10. The integrated method for manufacturing, packaging, and testing an optical communication storage module according to claim 7, characterized in that: S3 includes the following steps: S301: Based on the encapsulation compensation parameter set, an optical communication performance testing method is adopted. By testing optical power, bit error rate and eye diagram quality, optical communication performance data is obtained and optical communication performance test data is generated. S302: Based on the optical communication performance test data, a storage performance test method is adopted to obtain storage performance data by testing read / write latency, bandwidth and error count, and then generating storage performance test data.
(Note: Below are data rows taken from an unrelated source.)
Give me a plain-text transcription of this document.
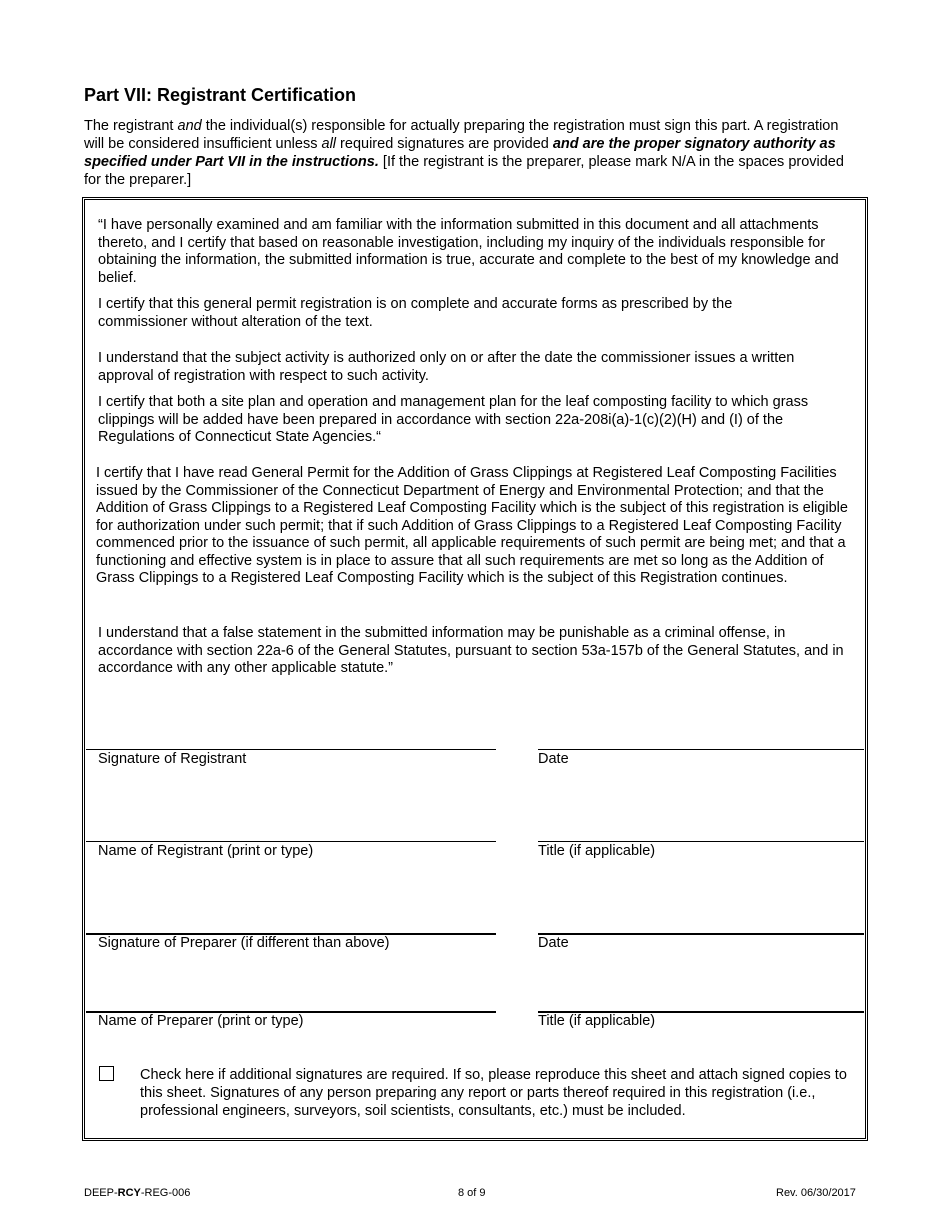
Part VII: Registrant Certification
The registrant and the individual(s) responsible for actually preparing the registration must sign this part. A registration will be considered insufficient unless all required signatures are provided and are the proper signatory authority as specified under Part VII in the instructions. [If the registrant is the preparer, please mark N/A in the spaces provided for the preparer.]
“I have personally examined and am familiar with the information submitted in this document and all attachments thereto, and I certify that based on reasonable investigation, including my inquiry of the individuals responsible for obtaining the information, the submitted information is true, accurate and complete to the best of my knowledge and belief.
I certify that this general permit registration is on complete and accurate forms as prescribed by the commissioner without alteration of the text.
I understand that the subject activity is authorized only on or after the date the commissioner issues a written approval of registration with respect to such activity.
I certify that both a site plan and operation and management plan for the leaf composting facility to which grass clippings will be added have been prepared in accordance with section 22a-208i(a)-1(c)(2)(H) and (I) of the Regulations of Connecticut State Agencies.“
I certify that I have read General Permit for the Addition of Grass Clippings at Registered Leaf Composting Facilities issued by the Commissioner of the Connecticut Department of Energy and Environmental Protection; and that the Addition of Grass Clippings to a Registered Leaf Composting Facility which is the subject of this registration is eligible for authorization under such permit; that if such Addition of Grass Clippings to a Registered Leaf Composting Facility commenced prior to the issuance of such permit, all applicable requirements of such permit are being met; and that a functioning and effective system is in place to assure that all such requirements are met so long as the Addition of Grass Clippings to a Registered Leaf Composting Facility which is the subject of this Registration continues.
I understand that a false statement in the submitted information may be punishable as a criminal offense, in accordance with section 22a-6 of the General Statutes, pursuant to section 53a-157b of the General Statutes, and in accordance with any other applicable statute.”
Signature of Registrant	Date
Name of Registrant (print or type)	Title (if applicable)
Signature of Preparer (if different than above)	Date
Name of Preparer (print or type)	Title (if applicable)
Check here if additional signatures are required. If so, please reproduce this sheet and attach signed copies to this sheet. Signatures of any person preparing any report or parts thereof required in this registration (i.e., professional engineers, surveyors, soil scientists, consultants, etc.) must be included.
DEEP-RCY-REG-006	8 of 9	Rev. 06/30/2017
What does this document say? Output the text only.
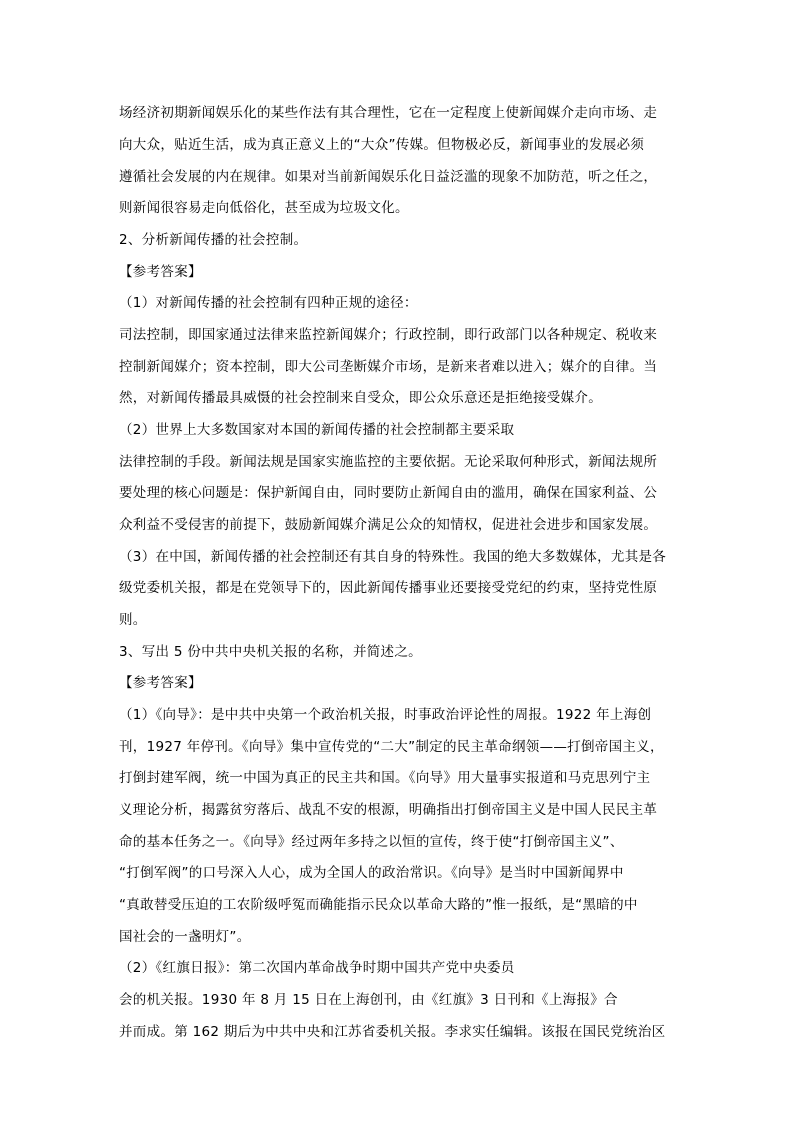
场经济初期新闻娱乐化的某些作法有其合理性，它在一定程度上使新闻媒介走向市场、走
向大众，贴近生活，成为真正意义上的“大众”传媒。但物极必反，新闻事业的发展必须
遵循社会发展的内在规律。如果对当前新闻娱乐化日益泛滥的现象不加防范，听之任之，
则新闻很容易走向低俗化，甚至成为垃圾文化。
2、分析新闻传播的社会控制。
【参考答案】
（1）对新闻传播的社会控制有四种正规的途径：
司法控制，即国家通过法律来监控新闻媒介；行政控制，即行政部门以各种规定、税收来
控制新闻媒介；资本控制，即大公司垄断媒介市场，是新来者难以进入；媒介的自律。当
然，对新闻传播最具威慑的社会控制来自受众，即公众乐意还是拒绝接受媒介。
（2）世界上大多数国家对本国的新闻传播的社会控制都主要采取
法律控制的手段。新闻法规是国家实施监控的主要依据。无论采取何种形式，新闻法规所
要处理的核心问题是：保护新闻自由，同时要防止新闻自由的滥用，确保在国家利益、公
众利益不受侵害的前提下，鼓励新闻媒介满足公众的知情权，促进社会进步和国家发展。
（3）在中国，新闻传播的社会控制还有其自身的特殊性。我国的绝大多数媒体，尤其是各
级党委机关报，都是在党领导下的，因此新闻传播事业还要接受党纪的约束，坚持党性原
则。
3、写出 5 份中共中央机关报的名称，并简述之。
【参考答案】
（1）《向导》：是中共中央第一个政治机关报，时事政治评论性的周报。1922 年上海创
刊，1927 年停刊。《向导》集中宣传党的“二大”制定的民主革命纲领——打倒帝国主义，
打倒封建军阀，统一中国为真正的民主共和国。《向导》用大量事实报道和马克思列宁主
义理论分析，揭露贫穷落后、战乱不安的根源，明确指出打倒帝国主义是中国人民民主革
命的基本任务之一。《向导》经过两年多持之以恒的宣传，终于使“打倒帝国主义”、
“打倒军阀”的口号深入人心，成为全国人的政治常识。《向导》是当时中国新闻界中
“真敢替受压迫的工农阶级呼冤而确能指示民众以革命大路的”惟一报纸，是“黑暗的中
国社会的一盏明灯”。
（2）《红旗日报》：第二次国内革命战争时期中国共产党中央委员
会的机关报。1930 年 8 月 15 日在上海创刊，由《红旗》3 日刊和《上海报》合
并而成。第 162 期后为中共中央和江苏省委机关报。李求实任编辑。该报在国民党统治区
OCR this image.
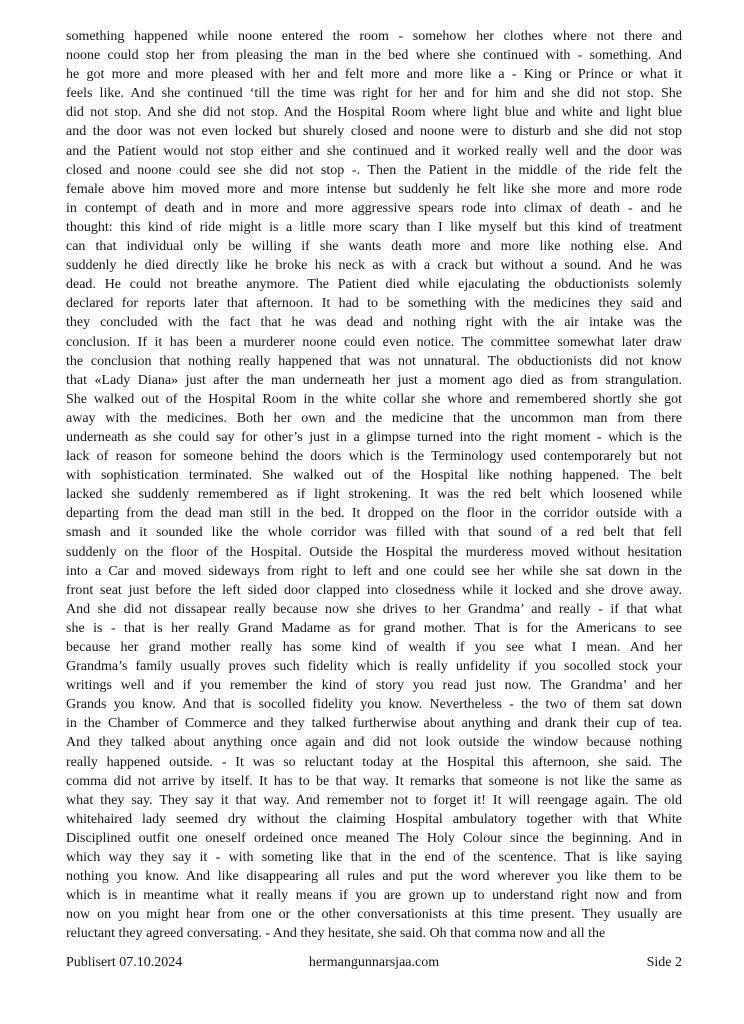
something happened while noone entered the room - somehow her clothes where not there and
noone could stop her from pleasing the man in the bed where she continued with - something. And
he got more and more pleased with her and felt more and more like a - King or Prince or what it
feels like. And she continued ‘till the time was right for her and for him and she did not stop. She
did not stop. And she did not stop. And the Hospital Room where light blue and white and light blue
and the door was not even locked but shurely closed and noone were to disturb and she did not stop
and the Patient would not stop either and she continued and it worked really well and the door was
closed and noone could see she did not stop -. Then the Patient in the middle of the ride felt the
female above him moved more and more intense but suddenly he felt like she more and more rode
in contempt of death and in more and more aggressive spears rode into climax of death - and he
thought: this kind of ride might is a litlle more scary than I like myself but this kind of treatment
can that individual only be willing if she wants death more and more like nothing else. And
suddenly he died directly like he broke his neck as with a crack but without a sound. And he was
dead. He could not breathe anymore. The Patient died while ejaculating the obductionists solemly
declared for reports later that afternoon. It had to be something with the medicines they said and
they concluded with the fact that he was dead and nothing right with the air intake was the
conclusion. If it has been a murderer noone could even notice. The committee somewhat later draw
the conclusion that nothing really happened that was not unnatural. The obductionists did not know
that «Lady Diana» just after the man underneath her just a moment ago died as from strangulation.
She walked out of the Hospital Room in the white collar she whore and remembered shortly she got
away with the medicines. Both her own and the medicine that the uncommon man from there
underneath as she could say for other’s just in a glimpse turned into the right moment - which is the
lack of reason for someone behind the doors which is the Terminology used contemporarely but not
with sophistication terminated. She walked out of the Hospital like nothing happened. The belt
lacked she suddenly remembered as if light strokening. It was the red belt which loosened while
departing from the dead man still in the bed. It dropped on the floor in the corridor outside with a
smash and it sounded like the whole corridor was filled with that sound of a red belt that fell
suddenly on the floor of the Hospital. Outside the Hospital the murderess moved without hesitation
into a Car and moved sideways from right to left and one could see her while she sat down in the
front seat just before the left sided door clapped into closedness while it locked and she drove away.
And she did not dissapear really because now she drives to her Grandma’ and really - if that what
she is - that is her really Grand Madame as for grand mother. That is for the Americans to see
because her grand mother really has some kind of wealth if you see what I mean. And her
Grandma’s family usually proves such fidelity which is really unfidelity if you socolled stock your
writings well and if you remember the kind of story you read just now. The Grandma’ and her
Grands you know. And that is socolled fidelity you know. Nevertheless - the two of them sat down
in the Chamber of Commerce and they talked furtherwise about anything and drank their cup of tea.
And they talked about anything once again and did not look outside the window because nothing
really happened outside. - It was so reluctant today at the Hospital this afternoon, she said. The
comma did not arrive by itself. It has to be that way. It remarks that someone is not like the same as
what they say. They say it that way. And remember not to forget it! It will reengage again. The old
whitehaired lady seemed dry without the claiming Hospital ambulatory together with that White
Disciplined outfit one oneself ordeined once meaned The Holy Colour since the beginning. And in
which way they say it - with someting like that in the end of the scentence. That is like saying
nothing you know. And like disappearing all rules and put the word wherever you like them to be
which is in meantime what it really means if you are grown up to understand right now and from
now on you might hear from one or the other conversationists at this time present. They usually are
reluctant they agreed conversating. - And they hesitate, she said. Oh that comma now and all the
Publisert 07.10.2024	hermangunnarsjaa.com	Side 2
S303: Based on the optical communication performance test data and storage performance test data, a multi-source data time synchronization fusion method is adopted to unify the multi-source test data through time axis alignment processing, and generate a synchronous test dataset; S304: Based on the aforementioned synchronous test dataset, feature normalization and principal component analysis methods are used to extract joint test features through feature dimensionality reduction and feature reconstruction, generating a joint test feature set; S305: Based on the joint test feature set, a support vector machine or deep neural network classification method is used, combined with a process parameter correlation reasoning method, to determine the defect type and its source, and generate defect tracing results.